The doorman greets regulars by name and asks about their day: he makes everyone feel recognised. His uniform and manners are symbolic of the hotel’s status and of the respect owed to guests. An emblem of ethos and practice, the doorman accounts for happy customers, sustainable rack rates, and repeat business.
HR’s duty to champion value
The powerful narratives on efficiency, profit, cost, convenience, and technology, when taken to extremes, reduce people to functions and value to material basics. Through such eyes, the doorman merely opens doors. But these eyes are blind to what matters.
Human resources teams themselves must embrace a duty to be standard-bearers for the spirit of the doorman. As workplaces and services are rationalised in the name of efficiency, as processes supplant relationships, as computers replace people, HR simply has to take a stand.
How HR can value the doorman
More than ever, the duty of HR is to champion experiences that make workplaces, products and services, and society good for people. HR is well-placed to make a difference: how can we make the most of this chance?
Build vibrant relationships
HR teams must have curiosity beyond the status quo, and yet be one of the boardroom’s insiders.

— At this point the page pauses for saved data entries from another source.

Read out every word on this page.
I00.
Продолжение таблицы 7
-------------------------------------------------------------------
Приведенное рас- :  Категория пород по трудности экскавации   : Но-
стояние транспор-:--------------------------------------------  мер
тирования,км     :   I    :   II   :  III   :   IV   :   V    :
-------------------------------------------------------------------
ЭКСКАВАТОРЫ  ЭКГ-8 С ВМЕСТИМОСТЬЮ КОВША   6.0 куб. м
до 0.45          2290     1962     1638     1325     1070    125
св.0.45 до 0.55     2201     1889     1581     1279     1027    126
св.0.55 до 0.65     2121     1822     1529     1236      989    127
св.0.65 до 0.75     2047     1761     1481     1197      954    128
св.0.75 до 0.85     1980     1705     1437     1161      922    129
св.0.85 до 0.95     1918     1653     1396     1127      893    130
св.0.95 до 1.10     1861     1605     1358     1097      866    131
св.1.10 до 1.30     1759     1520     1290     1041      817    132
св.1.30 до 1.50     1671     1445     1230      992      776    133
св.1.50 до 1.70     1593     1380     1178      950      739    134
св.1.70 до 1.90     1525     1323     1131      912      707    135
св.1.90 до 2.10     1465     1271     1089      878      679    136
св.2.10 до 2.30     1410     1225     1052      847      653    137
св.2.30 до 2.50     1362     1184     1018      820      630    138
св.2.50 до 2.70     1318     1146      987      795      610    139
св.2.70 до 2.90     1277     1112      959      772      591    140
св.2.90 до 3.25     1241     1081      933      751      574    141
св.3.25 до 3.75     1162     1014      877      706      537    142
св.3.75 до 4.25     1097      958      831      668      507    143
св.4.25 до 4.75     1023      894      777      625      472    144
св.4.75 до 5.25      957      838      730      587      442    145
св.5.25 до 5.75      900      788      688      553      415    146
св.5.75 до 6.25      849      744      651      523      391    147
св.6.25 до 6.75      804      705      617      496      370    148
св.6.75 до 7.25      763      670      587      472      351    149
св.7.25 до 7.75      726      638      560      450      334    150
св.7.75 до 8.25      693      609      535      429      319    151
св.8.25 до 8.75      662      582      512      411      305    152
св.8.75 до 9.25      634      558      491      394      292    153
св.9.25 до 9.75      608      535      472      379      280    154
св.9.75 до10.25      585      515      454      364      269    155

Vibrant, productive relationships are the way to nurture the trust and credibility that make robust challenges possible.
Question cherished norms
We now know the trends that cause harm within society and across the workplace. When the first aim of an initiative is to secure profit, efficiency, convenience, or low cost, then risk will emerge. HR must relentlessly ask, ‘Beyond these four imperatives, what is the value created here?’
Think hard about technology
Technology has the capacity to bring rewards to society and to individuals. But many corporate initiatives today are geared toward efficiency and convenience, where human value is minimal. If the organisation must jump on the tech bandwagon, let it be for sound reasons.
Go beyond ‘either / or’ thinking
No one likes a killjoy. Rather than saying ‘No’, become known for imagining solutions that enable people, and which, as a by-product, generate other forms of value. The conversation is no longer how to ‘maximise efficiency’, but how to ‘create value for people in an overall enriching way’.
Make it personal, not personalised
Everyone struggles to make sense of the irrelevant data pumped hourly by the internet. Companies thus ‘personalise’ their interactions, a strategy that results in yet more data (often stolen from customers). To thrive, human beings need ‘personal’ experiences, not personalised data.
Investment in the doorman is a commitment to a society where people count; without this, we all suffer, whether we see it or not. If HR cannot retain the doorman, then who in the boardroom will? Further, if HR neglects to champion the value of people, then, really, what is the team doing?